Lipid droplet specific BODIPY based rotors with viscosity sensitivity to distinguish normal and cancer cells: impact of molecular conformation.

Lipid droplets (LDs) are dynamic, multifunctional organelles critical for regulating energy balance, cell signaling, membrane formation, and trafficking. Recent studies have highlighted LDs as emerging cancer biomarkers, with cancer cells typically exhibiting a higher number and viscosity of LDs compared to normal cells. This discovery paves the way for developing molecular probes that can monitor intracellular viscosity changes within LDs, offering a powerful tool for early cancer diagnosis, recurrence monitoring, and therapeutic interventions. In this study, we designed and synthesized two series of donor-acceptor (D-A) conjugated BODIPY-cyanostilbene based fluorophores (5a-c and 6a-c) by fine-tuning the cyanostilbene unit with three distinct substituents (OMe, H, Cl) and modulating the molecular conformation rigidifying the indacene core. While the terminal substituents had a minimal effect on the optical properties, changes in molecular conformation significantly impacted the photophysical behavior of the fluorophores. Compounds 5a-c function as molecular rotors, with the free rotation of the -biphenyl rings leading to non-radiative deactivation of the excited state, resulting in weak emission. Additionally, this structural feature makes them highly responsive to changes in viscosity.

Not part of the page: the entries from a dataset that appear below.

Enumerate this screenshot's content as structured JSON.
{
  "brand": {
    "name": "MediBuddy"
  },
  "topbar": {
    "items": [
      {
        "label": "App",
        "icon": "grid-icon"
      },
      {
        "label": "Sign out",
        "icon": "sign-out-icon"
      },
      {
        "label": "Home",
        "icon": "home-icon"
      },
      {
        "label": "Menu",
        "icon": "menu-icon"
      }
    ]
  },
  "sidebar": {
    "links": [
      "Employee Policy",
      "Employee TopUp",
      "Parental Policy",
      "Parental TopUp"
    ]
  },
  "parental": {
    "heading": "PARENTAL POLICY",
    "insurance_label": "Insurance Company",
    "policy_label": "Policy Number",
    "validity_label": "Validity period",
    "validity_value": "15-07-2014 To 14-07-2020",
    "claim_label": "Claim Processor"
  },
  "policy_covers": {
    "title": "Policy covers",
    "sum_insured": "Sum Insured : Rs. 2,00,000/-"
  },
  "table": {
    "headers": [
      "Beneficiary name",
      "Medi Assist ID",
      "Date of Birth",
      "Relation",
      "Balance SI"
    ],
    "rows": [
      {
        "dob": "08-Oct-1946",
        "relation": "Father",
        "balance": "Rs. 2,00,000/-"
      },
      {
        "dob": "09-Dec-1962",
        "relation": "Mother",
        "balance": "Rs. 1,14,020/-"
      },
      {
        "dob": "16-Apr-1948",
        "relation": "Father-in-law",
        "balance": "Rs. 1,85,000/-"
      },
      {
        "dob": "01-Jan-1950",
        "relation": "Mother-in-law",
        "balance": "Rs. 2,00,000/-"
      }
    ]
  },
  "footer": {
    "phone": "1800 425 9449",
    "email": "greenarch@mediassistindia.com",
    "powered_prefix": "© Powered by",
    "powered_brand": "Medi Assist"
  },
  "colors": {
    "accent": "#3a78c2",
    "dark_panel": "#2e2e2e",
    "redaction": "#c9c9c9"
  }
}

As the glycerol concentration increased from 0% to 99%, the fluorescence intensity of compounds 5a, 5b, and 5c increased dramatically by 17-fold, 78-fold, and 43-fold, respectively. In contrast, compounds 6a-c, with restricted phenyl ring rotation due to tetra-methyls on the indacene unit, showed only a modest 2-3-fold increment in fluorescence intensity under similar conditions. These fluorophores possess several key advantages, including high selectivity for LDs, good photostability, sensitivity to viscosity, and responsiveness to polarity and pH. Moreover, they effectively differentiate between normal and cancer cells, making them valuable tools for cancer diagnosis and potential therapeutic applications.